Aceita que a Rússia está a fazer uma intervenção especial num outro país.

Portanto, se os blindados nele entram, trata-se de uma infração de trânsito.

Se os aviões violam outro espaço aéreo, é um festival aeronáutico.

Se os os barcos ou os canhões bombardeiam o território alheio, não será uma expressão de força mas uma força de expressão.

A paz é possível sem guerra. Como? Se a Ucrânia não resistir, se se render, se se deixar ocupar.

Assim sendo, o PCP está na posição ideal para sugerir à Rússia, já que ela não invadiu, já que não há guerra, acabar com a intervenção especial.

Qual é o problema?

É um só.

O PCP vive numa realidade paralela e não vê o que todos os outros veem.

Não é o PCP que está com o passo trocado, são todos os outros integrantes do pelotão.

Quereremos nós a violência de não conceder o direito a ter uma opinião ao PCP?

Não.

É muito bom que insista em ter esta. Faz a diferença.

Nem, do ponto vista histórico, ela é assim tão extraordinária.

Nos bons velhos tempos de Brejnev, na URSS, a tese da soberania limitada permitia que os avoengos destes mesmos tanques invadissem a Hungria, a Checoslováquia e muito depois a Polónia.

O PCP, na ocasião, aprovou tais procedimentos.

É coerente, o PCP.

Talvez para relembrar a coincidência da proximidade, os russos exibem, hoje, as cores do exército vermelho e a bandeira da foice e do martelo, nos tanques e nas cidades ocupadas.

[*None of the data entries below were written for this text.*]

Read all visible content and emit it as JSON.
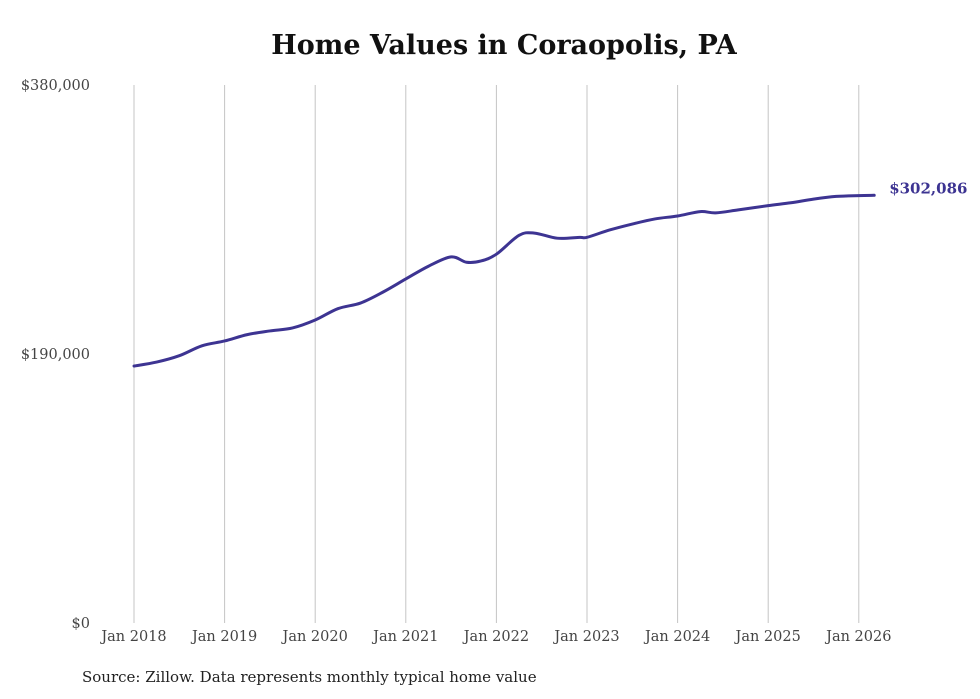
{
  "chart_data": {
    "type": "line",
    "title": "Home Values in Coraopolis, PA",
    "xlabel": "",
    "ylabel": "",
    "ylim": [
      0,
      380000
    ],
    "y_ticks": [
      "$0",
      "$190,000",
      "$380,000"
    ],
    "y_tick_values": [
      0,
      190000,
      380000
    ],
    "x_ticks": [
      "Jan 2018",
      "Jan 2019",
      "Jan 2020",
      "Jan 2021",
      "Jan 2022",
      "Jan 2023",
      "Jan 2024",
      "Jan 2025",
      "Jan 2026"
    ],
    "x_tick_values": [
      2018,
      2019,
      2020,
      2021,
      2022,
      2023,
      2024,
      2025,
      2026
    ],
    "grid": "vertical",
    "series": [
      {
        "name": "Typical home value",
        "color": "#3d3492",
        "x": [
          2018.0,
          2018.25,
          2018.5,
          2018.75,
          2019.0,
          2019.25,
          2019.5,
          2019.75,
          2020.0,
          2020.25,
          2020.5,
          2020.75,
          2021.0,
          2021.25,
          2021.5,
          2021.67,
          2021.83,
          2022.0,
          2022.25,
          2022.42,
          2022.67,
          2022.92,
          2023.0,
          2023.25,
          2023.5,
          2023.75,
          2024.0,
          2024.25,
          2024.42,
          2024.67,
          2025.0,
          2025.25,
          2025.5,
          2025.75,
          2026.0,
          2026.17
        ],
        "values": [
          181500,
          184300,
          188800,
          195800,
          199200,
          203700,
          206300,
          208400,
          214000,
          222000,
          226000,
          233800,
          243000,
          252000,
          258600,
          254800,
          255700,
          260500,
          273800,
          275400,
          271800,
          272400,
          272400,
          277600,
          281800,
          285400,
          287500,
          290600,
          289700,
          291800,
          294800,
          296800,
          299400,
          301300,
          301900,
          302086
        ]
      }
    ],
    "end_label": "$302,086",
    "source": "Source: Zillow. Data represents monthly typical home value"
  }
}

Francamente… Assim fica difícil o PCP mudar de posição.

É a força do hábito…

A vida do PCP tem sido muito espinhosa.

Lutou contra a ditadura. Lutou.

Mas tentou provocar a abstenção nas primeiras legislativas.

E promoveu o cerco da Constituinte para forçar um texto que lhe fosse simpático e mantivesse a relação de forças.

Perdeu. Foi desacompanhado.

O seu problema, agora, não é o isolamento. É estar reduzido a uma dimensão mínima.

É sentir-se cercado pelo tempo e procurar uma tábua de salvação num novo czar, produto do KGB, convertido às celebrações da Igreja Ortodoxa e às amizades endinheiradas.

Apesar de tudo, não há amor como o primeiro.

A mãe Rússia, a grande mãe Rússia.

A sua esperança é ser adotado.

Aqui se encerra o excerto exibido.